I know that if it means we can bring our son home then that will be worth it... OF COURSE. But I just feel edgy and touchy about the whole thing. I just want some good news and not news of another stinking paper that someone has to get done and signed in dragon blood and sealed in wax from the titanic. I mean seriously- why is this process so hard? Its just crap. Its crap for the orphanage, its crap for the adoptive families, for the attorney and their employee's, and its especially crap for the kids! WTH?
My family spent the entire day today with the continued PURGE of "stuff" and organizing of the house. I just have to get everything in order that I can control because there are so many HUGE things going on right now that I can't control. And that's hard for me. I have a hard time letting go and praying and turning it all over. I know that I have issues...
Pray also for Bear's parents.

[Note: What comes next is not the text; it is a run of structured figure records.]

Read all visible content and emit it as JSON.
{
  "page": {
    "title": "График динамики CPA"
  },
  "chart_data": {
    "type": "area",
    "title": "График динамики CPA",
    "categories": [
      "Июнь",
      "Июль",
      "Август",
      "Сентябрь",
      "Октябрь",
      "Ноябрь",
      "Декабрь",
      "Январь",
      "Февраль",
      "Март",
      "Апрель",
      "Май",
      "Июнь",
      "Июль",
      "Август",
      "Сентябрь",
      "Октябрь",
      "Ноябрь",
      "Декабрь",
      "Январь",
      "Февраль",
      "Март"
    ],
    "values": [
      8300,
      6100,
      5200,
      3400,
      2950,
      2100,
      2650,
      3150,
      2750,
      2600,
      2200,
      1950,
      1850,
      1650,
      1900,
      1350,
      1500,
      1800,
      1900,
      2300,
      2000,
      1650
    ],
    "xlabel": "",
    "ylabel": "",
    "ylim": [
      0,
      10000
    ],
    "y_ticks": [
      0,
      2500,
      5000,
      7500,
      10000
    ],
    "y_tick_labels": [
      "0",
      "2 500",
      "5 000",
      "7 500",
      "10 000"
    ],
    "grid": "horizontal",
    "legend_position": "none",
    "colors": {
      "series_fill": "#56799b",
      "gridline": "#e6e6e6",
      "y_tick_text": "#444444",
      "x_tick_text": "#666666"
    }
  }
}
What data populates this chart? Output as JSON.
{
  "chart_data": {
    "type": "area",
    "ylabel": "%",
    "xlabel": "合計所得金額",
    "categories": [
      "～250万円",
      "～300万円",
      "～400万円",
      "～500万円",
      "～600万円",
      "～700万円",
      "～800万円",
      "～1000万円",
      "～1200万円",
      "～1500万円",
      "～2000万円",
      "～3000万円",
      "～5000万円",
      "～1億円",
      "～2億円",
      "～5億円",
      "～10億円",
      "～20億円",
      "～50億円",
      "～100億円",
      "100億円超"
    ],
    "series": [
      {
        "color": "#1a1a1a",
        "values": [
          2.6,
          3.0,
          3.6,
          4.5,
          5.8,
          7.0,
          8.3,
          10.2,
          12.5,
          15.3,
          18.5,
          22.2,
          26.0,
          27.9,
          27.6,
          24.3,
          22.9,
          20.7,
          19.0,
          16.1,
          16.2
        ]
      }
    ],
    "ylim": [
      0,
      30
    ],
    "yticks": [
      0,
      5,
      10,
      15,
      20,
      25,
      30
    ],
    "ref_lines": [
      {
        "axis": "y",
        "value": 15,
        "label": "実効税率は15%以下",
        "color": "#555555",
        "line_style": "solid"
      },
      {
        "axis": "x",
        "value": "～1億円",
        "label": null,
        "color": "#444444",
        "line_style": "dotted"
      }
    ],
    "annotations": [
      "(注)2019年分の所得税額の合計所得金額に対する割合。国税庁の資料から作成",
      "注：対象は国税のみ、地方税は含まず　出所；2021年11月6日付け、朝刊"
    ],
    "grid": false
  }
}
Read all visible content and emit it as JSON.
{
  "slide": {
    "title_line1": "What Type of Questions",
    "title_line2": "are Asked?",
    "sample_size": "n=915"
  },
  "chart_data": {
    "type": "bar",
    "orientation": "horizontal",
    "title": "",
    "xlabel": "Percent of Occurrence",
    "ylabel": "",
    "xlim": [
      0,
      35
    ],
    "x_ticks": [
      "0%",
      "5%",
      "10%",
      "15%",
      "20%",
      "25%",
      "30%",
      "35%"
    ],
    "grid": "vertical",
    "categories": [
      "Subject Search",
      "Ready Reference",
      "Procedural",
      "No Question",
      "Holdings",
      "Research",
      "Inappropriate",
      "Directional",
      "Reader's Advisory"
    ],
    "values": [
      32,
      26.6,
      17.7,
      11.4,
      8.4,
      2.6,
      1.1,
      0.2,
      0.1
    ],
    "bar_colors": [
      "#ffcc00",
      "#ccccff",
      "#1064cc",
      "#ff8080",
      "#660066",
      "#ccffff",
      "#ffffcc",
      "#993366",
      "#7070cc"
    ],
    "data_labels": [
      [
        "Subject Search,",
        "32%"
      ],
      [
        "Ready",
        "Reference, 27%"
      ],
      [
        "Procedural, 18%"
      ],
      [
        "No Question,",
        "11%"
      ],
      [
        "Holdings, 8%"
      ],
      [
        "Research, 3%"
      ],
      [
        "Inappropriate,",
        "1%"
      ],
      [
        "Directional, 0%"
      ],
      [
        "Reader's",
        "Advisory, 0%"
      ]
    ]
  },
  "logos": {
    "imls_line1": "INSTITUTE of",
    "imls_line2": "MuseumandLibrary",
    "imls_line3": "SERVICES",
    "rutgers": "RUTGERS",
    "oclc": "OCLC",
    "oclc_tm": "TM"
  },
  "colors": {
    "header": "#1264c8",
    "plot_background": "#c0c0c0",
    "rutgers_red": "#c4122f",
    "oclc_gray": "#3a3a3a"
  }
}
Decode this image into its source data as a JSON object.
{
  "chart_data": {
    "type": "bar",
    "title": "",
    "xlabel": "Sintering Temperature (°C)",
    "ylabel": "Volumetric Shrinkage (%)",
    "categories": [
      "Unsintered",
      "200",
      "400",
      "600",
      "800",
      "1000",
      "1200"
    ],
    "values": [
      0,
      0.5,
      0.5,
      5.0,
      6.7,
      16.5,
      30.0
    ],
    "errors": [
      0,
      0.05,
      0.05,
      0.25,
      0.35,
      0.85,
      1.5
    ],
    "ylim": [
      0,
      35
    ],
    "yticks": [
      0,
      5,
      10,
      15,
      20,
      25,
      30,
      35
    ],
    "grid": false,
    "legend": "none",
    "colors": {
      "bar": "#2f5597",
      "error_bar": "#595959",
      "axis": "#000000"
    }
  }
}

His Mom has still been sick and is not able to get down to RHFH. Literally there are parts of the walk/hike down from their village that require her to be able to be on her hands and knees scaling rocks. She is ill and having leg pains. Pray also for Lori who has to deal with getting them down there. Pray that she finds the right answers... because this has to be so frustrating for her. And we need them to come soon. Its imperative.